YAMAGUCHI -- A returnee student living in Yamaguchi Prefecture whose language support was cut, leading her to stop attending school, has drawn attention to the plight of unsupported students left to struggle regardless of their difficulties with Japanese.
In September 2018, the now-second grade junior high school student stopped attending classes due to stress caused by not understanding Japanese. Since the municipal government cut her language classes, she'd not mentioned her troubles to anyone.
Born in Yamaguchi Prefecture, her mother is Japanese and her father is South Korean. Her father's occupation and studies overseas have taken the family to the United States, Europe and South America. They returned to Japan in April 2015 after six years in Brazil, and she enrolled in the fourth grade of elementary school. She had no problem with day-to-day communication in Japanese, but couldn't read or write.
According to her city's board of education, when she was in the fifth grade there were seven foreign students in her local area requiring Japanese language lessons. A teacher was dispatched twice a week to provide individual classes, but this ended in her sixth grade, after a number of the students left Japan.
In July 2018, three months into the first grade of junior high school, her teachers and family realized something was amiss. During end-of-term tests, she was seen with her head down, sleeping at her desk. Concerned, her homeroom teacher called her mother. With the exception of English, her test scores were in the single digits. "I guess she didn't understand the lessons, so she was exhausted," says her mother.
During summer vacation, she attended a local university's study support class aimed at foreign-born children. A teacher at the class asked her why all her summer homework was blank. "I don't understand it, so I can't do it," she replied. The teacher surmised that she had difficulties with kanji characters taught in and after the third grade of elementary school.
Staff at the support class helped her do the homework by explaining it in simple language. They also got her to put together a newspaper in Japanese introducing Brazil. After the support classes' four days ended, she told her mother, "I wish teachers at my school taught me like that (study support class)."
When the second school term began in September 2018 she stopped attending, struggling to leave the house at all. After some time her mother asked why. Slowly, her reasons came out. She said losing the language classes had made her feel she couldn't say she didn't understand, and that when teachers asked her to do things, she didn't know what they were saying.
Because there was no problem in ordinary conversation, her parents and teachers had assumed she understood Japanese.
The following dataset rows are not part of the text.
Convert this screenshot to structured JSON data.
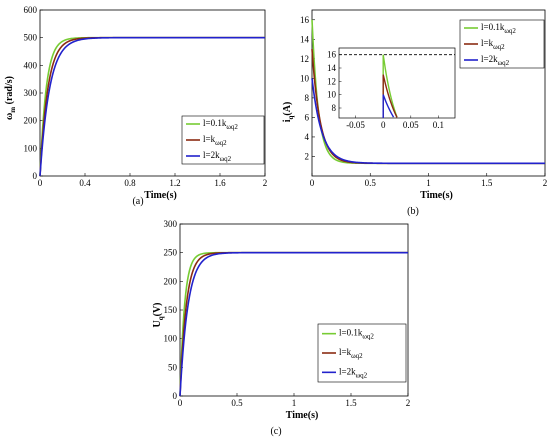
{
  "chart_data": [
    {
      "type": "line",
      "caption": "(a)",
      "xlabel": "Time(s)",
      "ylabel": "ω",
      "ylabel_sub": "m",
      "ylabel_tail": " (rad/s)",
      "xlim": [
        0,
        2
      ],
      "ylim": [
        0,
        600
      ],
      "xticks": [
        "0",
        "0.4",
        "0.8",
        "1.2",
        "1.6",
        "2"
      ],
      "xtick_values": [
        0,
        0.4,
        0.8,
        1.2,
        1.6,
        2
      ],
      "yticks": [
        "0",
        "100",
        "200",
        "300",
        "400",
        "500",
        "600"
      ],
      "ytick_values": [
        0,
        100,
        200,
        300,
        400,
        500,
        600
      ],
      "legend_position": "center-right",
      "series": [
        {
          "name": "l=0.1k",
          "name_sub": "ωq2",
          "color": "#77cc33",
          "final": 500,
          "tau": 0.055
        },
        {
          "name": "l=k",
          "name_sub": "ωq2",
          "color": "#8b2b12",
          "final": 500,
          "tau": 0.07
        },
        {
          "name": "l=2k",
          "name_sub": "ωq2",
          "color": "#2222cc",
          "final": 500,
          "tau": 0.085
        }
      ]
    },
    {
      "type": "line",
      "caption": "(b)",
      "xlabel": "Time(s)",
      "ylabel": "i",
      "ylabel_sub": "q",
      "ylabel_tail": "(A)",
      "xlim": [
        0,
        2
      ],
      "ylim": [
        0,
        17
      ],
      "xticks": [
        "0",
        "0.5",
        "1",
        "1.5",
        "2"
      ],
      "xtick_values": [
        0,
        0.5,
        1,
        1.5,
        2
      ],
      "yticks": [
        "2",
        "4",
        "6",
        "8",
        "10",
        "12",
        "14",
        "16"
      ],
      "ytick_values": [
        2,
        4,
        6,
        8,
        10,
        12,
        14,
        16
      ],
      "legend_position": "top-right",
      "series": [
        {
          "name": "l=0.1k",
          "name_sub": "ωq2",
          "color": "#77cc33",
          "peak": 16,
          "final": 1.3,
          "tau": 0.055
        },
        {
          "name": "l=k",
          "name_sub": "ωq2",
          "color": "#8b2b12",
          "peak": 13,
          "final": 1.3,
          "tau": 0.07
        },
        {
          "name": "l=2k",
          "name_sub": "ωq2",
          "color": "#2222cc",
          "peak": 10,
          "final": 1.3,
          "tau": 0.085
        }
      ],
      "inset": {
        "xlim": [
          -0.08,
          0.13
        ],
        "ylim": [
          6.5,
          17
        ],
        "xticks": [
          "-0.05",
          "0",
          "0.05",
          "0.1"
        ],
        "xtick_values": [
          -0.05,
          0,
          0.05,
          0.1
        ],
        "yticks": [
          "8",
          "10",
          "12",
          "14",
          "16"
        ],
        "ytick_values": [
          8,
          10,
          12,
          14,
          16
        ],
        "dashed_level": 16
      }
    },
    {
      "type": "line",
      "caption": "(c)",
      "xlabel": "Time(s)",
      "ylabel": "U",
      "ylabel_sub": "q",
      "ylabel_tail": "(V)",
      "xlim": [
        0,
        2
      ],
      "ylim": [
        0,
        300
      ],
      "xticks": [
        "0",
        "0.5",
        "1",
        "1.5",
        "2"
      ],
      "xtick_values": [
        0,
        0.5,
        1,
        1.5,
        2
      ],
      "yticks": [
        "0",
        "50",
        "100",
        "150",
        "200",
        "250",
        "300"
      ],
      "ytick_values": [
        0,
        50,
        100,
        150,
        200,
        250,
        300
      ],
      "legend_position": "bottom-right",
      "series": [
        {
          "name": "l=0.1k",
          "name_sub": "ωq2",
          "color": "#77cc33",
          "final": 250,
          "tau": 0.04
        },
        {
          "name": "l=k",
          "name_sub": "ωq2",
          "color": "#8b2b12",
          "final": 250,
          "tau": 0.055
        },
        {
          "name": "l=2k",
          "name_sub": "ωq2",
          "color": "#2222cc",
          "final": 250,
          "tau": 0.07
        }
      ]
    }
  ]
}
But in lessons, students must remember specialized vocabulary used in contexts like analytical or logical writing. Acquiring those words isn't easy. The university support class teacher commented, "It'd be too burdensome for teachers if they were required to teach specific vocabulary on top of conversational expressions. It's essential to create an environment where a specialist support teacher can help."
At the start of this year, she moved to another school in the prefecture with language teaching facilities. But even now there are days when she doesn't feel she can attend, instead spending the time home alone drawing pictures.
Her mother says, "If she could get support from a teacher who can teach Japanese language, maybe she could go to school." Her voice becomes subdued, "I failed to notice her distress."